For many people, the most apparent effect of the European privacy law called the General Data Protection Regulation (GDPR) has been a flourishing of website pop-ups, demanding your consent to store browsing behavior as cookies. An annoyance, perhaps, but hardly more than an inconvenience. For Francis Collins, director of the U.S. National Institutes of Health (NIH), however, the regulation has turned out to be a serious impediment to research.
Since 1993, Collins has been principal investigator for a project studying type 2 diabetes in Finnish people, who have relatively homogenous genetics and detailed health records. Finland's National Institute for Health and Welfare has sent 32,000 DNA samples to Collins's laboratory. He and his U.S. collaborators used the data to discover more than 200 places in the genome where variants increase the risk of illness. But in May 2018, when GDPR came into force, the Finnish institute stopped all data sharing on the project, because NIH could not provide guarantees that would satisfy the institute's interpretations of the law's requirements. Progress has since "slowed to a crawl," Collins says.
This week in Brussels, representatives from NIH, academia, industry, patient advocacy groups, the European Commission, and data protection authorities met to share their GDPR frustrations. They hope to highlight the obstacles it creates for some international collaborations and explore possible responses. "I hope this is only a temporary slowdown, and that the meeting in Brussels opens the way to a solution," Collins says.
The European Union's GDPR rules, which apply to the 28 EU member states plus Iceland, Liechtenstein, and Norway, include common sense principles, such as minimizing personal data used in research and using appropriate safeguards. Because "there's now teeth and liability attached," with steep penalties for rule breakers, the regulation has "scared everyone," says Cathal Ryan, assistant commissioner at Ireland's Data Protection Commission in Dublin, leading to scrutiny of projects that rely on personal data.
The European Union recognizes some countries—Argentina, Japan, New Zealand, and Switzerland, among others—as providing adequate data protection, which frees EU scientists to share data with researchers in those nations. But not in Canada and the United States. One way for research institutions there to collaborate with EU researchers is to sign contracts that guarantee data safeguards. However, standard contracts include requirements that institutions agree to European audits of their data systems or submit to the jurisdiction of its courts—which NIH, as a U.S. government agency, cannot accept. "That was a nonstarter," Collins says.
Some researchers are finding work-arounds, but they are less than ideal. Neuroscientist Sudha Seshadri of the University of Texas Health Science Center in San Antonio is one of the co-founders of the International Genomics of Alzheimer's Project, which has gathered DNA sequences from more than 90,000 people in Europe and the United States to find genetic variants associated with Alzheimer's disease. She says partners in some EU nations have restricted data sharing, so the consortium now runs separate analyses on each side of the Atlantic Ocean. But this limits analysis, particularly when searching for rare variants that require big data sets, Seshadri says.
Although GDPR lays out overarching principles, it leaves member states to spell out details of research exemptions in national laws. "There's a common joke among ourselves: If you ask 20 lawyers, they'll give you 20 different opinions" on how to comply with it, says Salvador Capella Gutierrez, who leads the Spanish National Bioinformatics Coordination Node at the Barcelona Supercomputing Center. For example, reusing data for secondary research is typically allowed in Spain without additional patient consent when this reuse is deemed in the "public interest." But in countries such as Italy, researchers often have to ask for consent again.

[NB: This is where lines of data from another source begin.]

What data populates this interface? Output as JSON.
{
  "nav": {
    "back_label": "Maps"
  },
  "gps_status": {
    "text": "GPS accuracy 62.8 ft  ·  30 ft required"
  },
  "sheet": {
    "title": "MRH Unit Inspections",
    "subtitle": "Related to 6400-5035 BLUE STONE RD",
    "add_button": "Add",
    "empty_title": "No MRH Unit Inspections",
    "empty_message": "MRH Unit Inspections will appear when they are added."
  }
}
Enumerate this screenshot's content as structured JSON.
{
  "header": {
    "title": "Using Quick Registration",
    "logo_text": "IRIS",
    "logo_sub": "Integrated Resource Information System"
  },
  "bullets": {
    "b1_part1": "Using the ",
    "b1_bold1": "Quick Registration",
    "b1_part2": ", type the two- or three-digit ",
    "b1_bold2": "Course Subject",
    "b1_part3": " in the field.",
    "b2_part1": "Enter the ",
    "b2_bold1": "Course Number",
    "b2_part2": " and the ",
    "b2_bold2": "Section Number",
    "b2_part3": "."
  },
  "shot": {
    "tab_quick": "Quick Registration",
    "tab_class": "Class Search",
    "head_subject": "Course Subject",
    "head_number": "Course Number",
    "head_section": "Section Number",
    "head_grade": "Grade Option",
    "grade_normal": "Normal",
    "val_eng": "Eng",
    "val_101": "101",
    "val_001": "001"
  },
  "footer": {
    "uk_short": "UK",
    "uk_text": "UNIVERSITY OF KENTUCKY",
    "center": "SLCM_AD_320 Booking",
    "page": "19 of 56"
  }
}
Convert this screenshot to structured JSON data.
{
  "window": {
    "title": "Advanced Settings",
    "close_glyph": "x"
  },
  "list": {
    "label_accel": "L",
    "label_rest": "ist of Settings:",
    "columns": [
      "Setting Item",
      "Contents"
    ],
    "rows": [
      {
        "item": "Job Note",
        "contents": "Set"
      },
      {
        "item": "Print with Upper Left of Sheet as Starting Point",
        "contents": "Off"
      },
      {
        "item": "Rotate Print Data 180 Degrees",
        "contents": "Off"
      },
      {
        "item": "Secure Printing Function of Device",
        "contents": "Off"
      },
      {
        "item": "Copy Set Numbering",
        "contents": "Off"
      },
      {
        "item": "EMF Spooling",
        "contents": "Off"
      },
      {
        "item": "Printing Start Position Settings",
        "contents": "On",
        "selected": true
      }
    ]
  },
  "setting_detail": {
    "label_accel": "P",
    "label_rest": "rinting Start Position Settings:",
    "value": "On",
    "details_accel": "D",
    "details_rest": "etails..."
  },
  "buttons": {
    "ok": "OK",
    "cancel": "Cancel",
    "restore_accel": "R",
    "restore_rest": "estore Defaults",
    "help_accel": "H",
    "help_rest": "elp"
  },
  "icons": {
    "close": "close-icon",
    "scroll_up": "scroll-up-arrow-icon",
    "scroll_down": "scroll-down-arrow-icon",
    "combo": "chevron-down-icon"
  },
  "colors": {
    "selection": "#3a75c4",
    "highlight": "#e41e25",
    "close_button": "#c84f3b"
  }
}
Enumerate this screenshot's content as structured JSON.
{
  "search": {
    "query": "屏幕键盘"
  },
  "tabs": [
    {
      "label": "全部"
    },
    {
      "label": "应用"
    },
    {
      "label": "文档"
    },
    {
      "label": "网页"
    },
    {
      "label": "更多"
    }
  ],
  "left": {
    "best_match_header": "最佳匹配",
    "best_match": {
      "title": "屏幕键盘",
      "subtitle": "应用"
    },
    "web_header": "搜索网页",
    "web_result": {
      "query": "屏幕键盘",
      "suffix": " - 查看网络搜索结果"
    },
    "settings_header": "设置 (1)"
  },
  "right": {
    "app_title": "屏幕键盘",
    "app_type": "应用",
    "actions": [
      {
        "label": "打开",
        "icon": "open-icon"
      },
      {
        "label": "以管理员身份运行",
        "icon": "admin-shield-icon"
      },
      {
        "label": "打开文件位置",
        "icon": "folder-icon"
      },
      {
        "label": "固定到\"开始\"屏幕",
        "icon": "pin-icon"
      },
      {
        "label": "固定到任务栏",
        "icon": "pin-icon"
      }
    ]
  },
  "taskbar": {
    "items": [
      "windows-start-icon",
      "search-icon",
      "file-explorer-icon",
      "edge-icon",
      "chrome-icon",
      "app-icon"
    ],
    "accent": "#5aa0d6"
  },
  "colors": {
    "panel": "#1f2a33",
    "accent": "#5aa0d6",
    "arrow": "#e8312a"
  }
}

Another way to avoid the regulation and its uncertainties is to anonymize personal research data. But Mads Melbye, CEO of the Statens Serum Institute in Copenhagen, says countries also have different interpretations of what constitutes appropriate anonymization. Even if subjects are not identified, their biological samples contain what some officials consider personally identifiable information, he says. After GDPR was enacted, his institute, which houses the Danish National Biobank, froze data streams to important partners, including NIH and the World Health Organization's International Agency for Research on Cancer in Lyon, France. "We're talking about high-value data collections that have been costly to establish," he says. "It's a disaster for international collaboration if we can't find a solution."
NIH and its Finnish counterpart are close to resuming data transfers, under a deal defining them as "necessary for important reasons of public interest," Collins says. "We're trying to come up with a template that would be consistent with GDPR, but would resolve ambiguities that lead legal experts to take a conservative view for fear of financial penalties," he explains.
Seshadri is confident that clarity and best practices will emerge over time. "I'm hopeful that over the next few years we will find ways to do this efficiently," she says. In the meantime, researchers aren't alone in being frustrated, she says. "As a patient, you want solutions yesterday."
*Correction, 21 November, 2:20 p.m.: This story has been updated to correct Sudha Seshadri's affiliation.